Functions

Flexible Intake Functions let you run code in the platform, in response to certain events or triggers, without needing any client-side script.

Functions are useful when you want the platform to behave in a specific way in response to internal or external events, or when you want to add your own code to be executed on demand (typically by yourself).

With the Flexible Intake Functions, you just upload your code and add the triggers that you would like it to execute. Users are able to define data container-level lambda functions (platform Lambda functions) that are executed on certain events:

  • CRUD Functions for files and metadata: When files are created, read, updated or deleted.

    E.g. every time you upload one of your astrophysics-related files to a certain data container:

    • E.g.: Every time you upload one of your photographs:

      • Extract the date from the file name to the metadata catalogue, so it is searchable using the web interface or the API,

      • Calculate each file integrity and

      • Tag images that contain faces

  • Periodic functions: Every minute, hour and day.

    E.g.: Webhooks to other systems

  • Executed-by-demand functions: When the user selects files using the GUI or launched using the API.

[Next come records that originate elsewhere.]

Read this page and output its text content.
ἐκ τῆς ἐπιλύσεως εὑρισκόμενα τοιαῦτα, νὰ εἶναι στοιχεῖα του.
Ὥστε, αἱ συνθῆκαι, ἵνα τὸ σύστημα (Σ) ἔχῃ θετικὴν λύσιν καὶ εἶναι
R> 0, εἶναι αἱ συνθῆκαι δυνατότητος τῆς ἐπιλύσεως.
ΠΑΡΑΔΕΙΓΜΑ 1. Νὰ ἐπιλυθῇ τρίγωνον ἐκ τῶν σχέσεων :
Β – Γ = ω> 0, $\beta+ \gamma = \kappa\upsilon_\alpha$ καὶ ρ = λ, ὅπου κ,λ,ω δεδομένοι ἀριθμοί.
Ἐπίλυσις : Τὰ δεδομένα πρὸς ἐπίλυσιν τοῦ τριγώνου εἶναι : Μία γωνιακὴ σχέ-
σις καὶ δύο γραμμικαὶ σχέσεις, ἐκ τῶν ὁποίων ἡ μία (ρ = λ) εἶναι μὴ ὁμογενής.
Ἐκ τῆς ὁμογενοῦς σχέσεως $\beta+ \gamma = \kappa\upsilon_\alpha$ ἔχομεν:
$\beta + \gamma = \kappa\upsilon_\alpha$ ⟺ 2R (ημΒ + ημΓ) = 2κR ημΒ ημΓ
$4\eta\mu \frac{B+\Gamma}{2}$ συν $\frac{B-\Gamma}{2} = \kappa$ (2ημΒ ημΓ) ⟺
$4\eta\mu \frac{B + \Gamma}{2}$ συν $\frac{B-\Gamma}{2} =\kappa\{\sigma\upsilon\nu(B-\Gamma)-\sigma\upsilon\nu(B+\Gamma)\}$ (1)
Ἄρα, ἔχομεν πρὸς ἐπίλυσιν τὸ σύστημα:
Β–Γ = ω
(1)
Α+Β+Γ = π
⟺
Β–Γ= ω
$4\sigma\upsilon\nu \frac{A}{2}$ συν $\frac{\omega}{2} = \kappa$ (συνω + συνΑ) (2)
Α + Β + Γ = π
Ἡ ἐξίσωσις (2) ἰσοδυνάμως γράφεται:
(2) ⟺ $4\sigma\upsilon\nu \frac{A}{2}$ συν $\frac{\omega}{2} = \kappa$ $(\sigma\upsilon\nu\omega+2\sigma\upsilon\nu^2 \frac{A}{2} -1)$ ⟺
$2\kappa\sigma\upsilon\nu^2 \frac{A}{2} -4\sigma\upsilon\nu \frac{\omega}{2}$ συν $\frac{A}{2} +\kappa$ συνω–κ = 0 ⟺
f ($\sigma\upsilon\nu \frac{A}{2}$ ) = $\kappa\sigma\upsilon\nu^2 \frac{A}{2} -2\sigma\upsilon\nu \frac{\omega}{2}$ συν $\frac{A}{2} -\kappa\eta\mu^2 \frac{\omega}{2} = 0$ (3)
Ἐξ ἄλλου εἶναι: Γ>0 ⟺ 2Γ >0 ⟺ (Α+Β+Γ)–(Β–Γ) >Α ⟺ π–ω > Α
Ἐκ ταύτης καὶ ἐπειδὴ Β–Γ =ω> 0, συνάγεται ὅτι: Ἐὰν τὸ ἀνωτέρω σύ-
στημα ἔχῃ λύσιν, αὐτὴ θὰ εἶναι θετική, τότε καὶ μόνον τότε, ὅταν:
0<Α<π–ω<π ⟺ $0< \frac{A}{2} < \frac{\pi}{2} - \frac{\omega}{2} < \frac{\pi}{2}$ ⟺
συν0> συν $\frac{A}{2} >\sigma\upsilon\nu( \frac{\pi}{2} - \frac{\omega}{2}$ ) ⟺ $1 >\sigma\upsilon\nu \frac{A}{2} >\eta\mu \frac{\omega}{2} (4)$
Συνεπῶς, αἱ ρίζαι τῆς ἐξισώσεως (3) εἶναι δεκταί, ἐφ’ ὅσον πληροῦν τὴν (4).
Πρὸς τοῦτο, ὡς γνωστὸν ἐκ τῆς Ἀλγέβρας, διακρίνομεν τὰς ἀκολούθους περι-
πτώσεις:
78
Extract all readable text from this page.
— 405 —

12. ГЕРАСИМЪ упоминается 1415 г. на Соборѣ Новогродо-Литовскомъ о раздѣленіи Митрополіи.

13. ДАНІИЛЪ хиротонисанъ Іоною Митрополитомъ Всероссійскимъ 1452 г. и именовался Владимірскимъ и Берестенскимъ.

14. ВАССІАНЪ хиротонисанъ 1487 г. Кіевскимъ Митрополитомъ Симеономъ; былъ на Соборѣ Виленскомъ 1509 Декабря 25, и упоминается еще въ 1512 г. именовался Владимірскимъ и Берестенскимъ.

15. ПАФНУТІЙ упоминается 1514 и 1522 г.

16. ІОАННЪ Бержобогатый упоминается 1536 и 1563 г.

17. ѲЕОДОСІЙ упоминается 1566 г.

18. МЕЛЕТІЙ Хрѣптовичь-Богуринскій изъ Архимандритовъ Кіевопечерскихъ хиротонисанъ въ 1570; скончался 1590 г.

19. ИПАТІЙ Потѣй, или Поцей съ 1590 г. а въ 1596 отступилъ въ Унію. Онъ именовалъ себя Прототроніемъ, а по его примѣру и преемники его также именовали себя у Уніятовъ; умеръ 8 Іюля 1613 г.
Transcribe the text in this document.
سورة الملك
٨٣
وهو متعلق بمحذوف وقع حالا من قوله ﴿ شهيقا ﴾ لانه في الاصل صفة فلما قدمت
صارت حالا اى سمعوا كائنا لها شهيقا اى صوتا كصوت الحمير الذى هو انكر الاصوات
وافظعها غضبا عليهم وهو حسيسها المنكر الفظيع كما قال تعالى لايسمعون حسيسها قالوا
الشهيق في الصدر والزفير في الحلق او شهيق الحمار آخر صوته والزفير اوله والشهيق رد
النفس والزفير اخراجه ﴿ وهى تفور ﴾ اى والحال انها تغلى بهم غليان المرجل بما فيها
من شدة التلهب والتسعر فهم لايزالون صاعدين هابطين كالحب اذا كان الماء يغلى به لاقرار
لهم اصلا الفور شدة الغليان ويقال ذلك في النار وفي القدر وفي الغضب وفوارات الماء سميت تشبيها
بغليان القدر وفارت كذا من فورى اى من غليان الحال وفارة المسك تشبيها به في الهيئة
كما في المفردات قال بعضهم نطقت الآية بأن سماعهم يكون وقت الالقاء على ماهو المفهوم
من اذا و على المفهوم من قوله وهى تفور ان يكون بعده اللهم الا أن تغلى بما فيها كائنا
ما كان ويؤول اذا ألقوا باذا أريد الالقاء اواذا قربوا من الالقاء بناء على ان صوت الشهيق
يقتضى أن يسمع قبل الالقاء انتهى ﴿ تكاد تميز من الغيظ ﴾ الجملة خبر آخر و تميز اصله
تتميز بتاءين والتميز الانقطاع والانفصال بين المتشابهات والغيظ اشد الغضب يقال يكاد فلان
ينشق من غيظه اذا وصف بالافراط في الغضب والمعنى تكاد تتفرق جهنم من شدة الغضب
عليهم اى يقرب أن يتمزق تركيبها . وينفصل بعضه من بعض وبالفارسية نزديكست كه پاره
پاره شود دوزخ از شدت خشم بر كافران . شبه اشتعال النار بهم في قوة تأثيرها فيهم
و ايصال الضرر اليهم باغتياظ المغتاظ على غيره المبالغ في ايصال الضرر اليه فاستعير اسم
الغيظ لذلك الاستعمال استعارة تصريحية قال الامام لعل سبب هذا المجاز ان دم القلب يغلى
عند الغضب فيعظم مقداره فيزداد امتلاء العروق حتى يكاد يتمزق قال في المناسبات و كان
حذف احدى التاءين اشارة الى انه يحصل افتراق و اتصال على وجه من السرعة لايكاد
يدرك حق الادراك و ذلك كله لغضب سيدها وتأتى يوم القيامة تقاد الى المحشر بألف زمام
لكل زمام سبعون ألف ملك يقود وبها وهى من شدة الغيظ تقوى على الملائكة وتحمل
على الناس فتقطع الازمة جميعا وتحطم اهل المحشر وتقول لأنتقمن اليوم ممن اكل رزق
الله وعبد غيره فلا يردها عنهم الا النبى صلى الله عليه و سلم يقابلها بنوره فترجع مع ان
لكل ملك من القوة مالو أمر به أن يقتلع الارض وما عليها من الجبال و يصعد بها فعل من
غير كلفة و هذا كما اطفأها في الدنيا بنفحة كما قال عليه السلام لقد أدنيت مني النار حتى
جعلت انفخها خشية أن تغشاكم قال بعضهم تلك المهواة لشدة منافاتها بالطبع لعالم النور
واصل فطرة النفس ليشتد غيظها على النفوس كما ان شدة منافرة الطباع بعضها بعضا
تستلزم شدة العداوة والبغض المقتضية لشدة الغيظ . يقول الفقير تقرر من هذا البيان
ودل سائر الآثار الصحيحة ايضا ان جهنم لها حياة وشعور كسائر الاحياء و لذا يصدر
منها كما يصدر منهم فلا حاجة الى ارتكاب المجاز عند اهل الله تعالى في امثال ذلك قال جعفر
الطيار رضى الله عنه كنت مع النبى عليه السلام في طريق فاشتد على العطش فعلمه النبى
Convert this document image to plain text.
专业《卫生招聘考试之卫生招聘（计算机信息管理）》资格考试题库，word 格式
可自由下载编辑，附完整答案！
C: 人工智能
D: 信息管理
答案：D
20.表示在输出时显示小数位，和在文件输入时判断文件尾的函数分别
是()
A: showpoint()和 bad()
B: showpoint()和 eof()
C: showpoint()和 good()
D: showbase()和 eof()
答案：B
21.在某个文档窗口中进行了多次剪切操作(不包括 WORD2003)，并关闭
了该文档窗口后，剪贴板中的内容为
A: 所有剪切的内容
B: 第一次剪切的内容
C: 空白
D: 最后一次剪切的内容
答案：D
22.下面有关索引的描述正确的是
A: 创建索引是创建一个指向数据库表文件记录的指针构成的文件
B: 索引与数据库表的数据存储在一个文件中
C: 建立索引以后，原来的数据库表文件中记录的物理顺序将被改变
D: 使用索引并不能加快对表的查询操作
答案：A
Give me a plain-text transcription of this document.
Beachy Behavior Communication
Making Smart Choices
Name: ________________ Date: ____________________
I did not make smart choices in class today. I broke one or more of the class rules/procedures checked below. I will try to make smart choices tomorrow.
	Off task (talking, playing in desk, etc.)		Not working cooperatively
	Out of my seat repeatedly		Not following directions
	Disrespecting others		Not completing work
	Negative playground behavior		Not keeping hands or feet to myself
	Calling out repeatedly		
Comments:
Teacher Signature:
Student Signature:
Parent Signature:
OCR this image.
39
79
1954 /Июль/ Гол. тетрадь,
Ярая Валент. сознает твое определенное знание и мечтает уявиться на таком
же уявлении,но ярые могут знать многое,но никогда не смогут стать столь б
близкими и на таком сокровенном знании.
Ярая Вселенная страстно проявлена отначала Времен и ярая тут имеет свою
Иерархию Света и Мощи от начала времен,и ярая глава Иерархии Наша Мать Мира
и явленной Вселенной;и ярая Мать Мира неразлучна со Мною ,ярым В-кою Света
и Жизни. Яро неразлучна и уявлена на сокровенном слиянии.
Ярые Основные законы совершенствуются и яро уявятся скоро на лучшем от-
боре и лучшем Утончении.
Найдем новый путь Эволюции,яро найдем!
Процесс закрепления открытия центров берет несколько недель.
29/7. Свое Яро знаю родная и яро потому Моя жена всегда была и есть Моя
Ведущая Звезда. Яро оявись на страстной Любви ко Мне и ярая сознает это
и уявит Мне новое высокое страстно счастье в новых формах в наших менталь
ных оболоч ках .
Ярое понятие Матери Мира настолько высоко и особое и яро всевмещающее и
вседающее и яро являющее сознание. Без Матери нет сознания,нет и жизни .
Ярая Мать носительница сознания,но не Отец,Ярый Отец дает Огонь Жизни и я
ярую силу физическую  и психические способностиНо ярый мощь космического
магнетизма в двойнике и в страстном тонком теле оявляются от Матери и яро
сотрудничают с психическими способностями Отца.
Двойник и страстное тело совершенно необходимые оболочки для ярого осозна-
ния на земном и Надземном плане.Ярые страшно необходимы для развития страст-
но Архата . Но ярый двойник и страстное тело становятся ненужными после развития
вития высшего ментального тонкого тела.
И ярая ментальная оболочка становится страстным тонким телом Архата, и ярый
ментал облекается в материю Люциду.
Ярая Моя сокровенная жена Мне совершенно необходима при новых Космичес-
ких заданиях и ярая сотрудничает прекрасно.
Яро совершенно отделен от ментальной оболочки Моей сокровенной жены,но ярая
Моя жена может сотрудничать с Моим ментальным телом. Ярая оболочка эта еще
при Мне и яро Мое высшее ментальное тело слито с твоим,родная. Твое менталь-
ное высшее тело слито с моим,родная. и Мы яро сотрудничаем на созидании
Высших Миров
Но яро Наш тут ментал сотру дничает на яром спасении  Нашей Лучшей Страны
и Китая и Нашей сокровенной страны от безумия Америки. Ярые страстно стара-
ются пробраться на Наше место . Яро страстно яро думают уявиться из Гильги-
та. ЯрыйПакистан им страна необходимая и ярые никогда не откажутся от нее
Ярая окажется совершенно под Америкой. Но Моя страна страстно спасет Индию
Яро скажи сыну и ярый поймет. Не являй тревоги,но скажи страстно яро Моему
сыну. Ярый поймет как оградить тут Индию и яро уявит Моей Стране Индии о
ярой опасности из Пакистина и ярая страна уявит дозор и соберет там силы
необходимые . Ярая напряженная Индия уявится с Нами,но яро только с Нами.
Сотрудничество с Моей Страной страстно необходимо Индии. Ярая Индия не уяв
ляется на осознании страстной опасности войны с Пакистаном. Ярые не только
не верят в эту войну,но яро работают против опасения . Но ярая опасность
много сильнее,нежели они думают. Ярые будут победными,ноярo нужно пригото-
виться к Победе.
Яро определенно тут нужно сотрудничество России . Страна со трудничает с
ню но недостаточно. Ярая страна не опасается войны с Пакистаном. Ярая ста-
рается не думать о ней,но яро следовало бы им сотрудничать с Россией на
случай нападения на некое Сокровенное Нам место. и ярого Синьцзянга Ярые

    E.g.: For fetch.txt files containing a manifest of files to download, make Flexible Intake to download them and place them inside the container.

A python library to make using the API easier and more convenient is available: library and its documentation. This library can be used in Functions, Jupyter Notebooks and in your own scripts.

How to create a Flexible Intake Function

  1. Go to Configuration and then to Functions:

  1. Select Add function:

  1. Give your function a meaningful name and description (both elements will be shown in the interface to the users, so make it sure you keep it short and concise). Enable it.

  2. In the Code tab, you can add the code you would like the platform to execute. Check the Functions code gallery to find examples. Introduce a "handler" that will be the unique short name for your function.

  3. Go to the triggers section and select the events that you would like to execute the function.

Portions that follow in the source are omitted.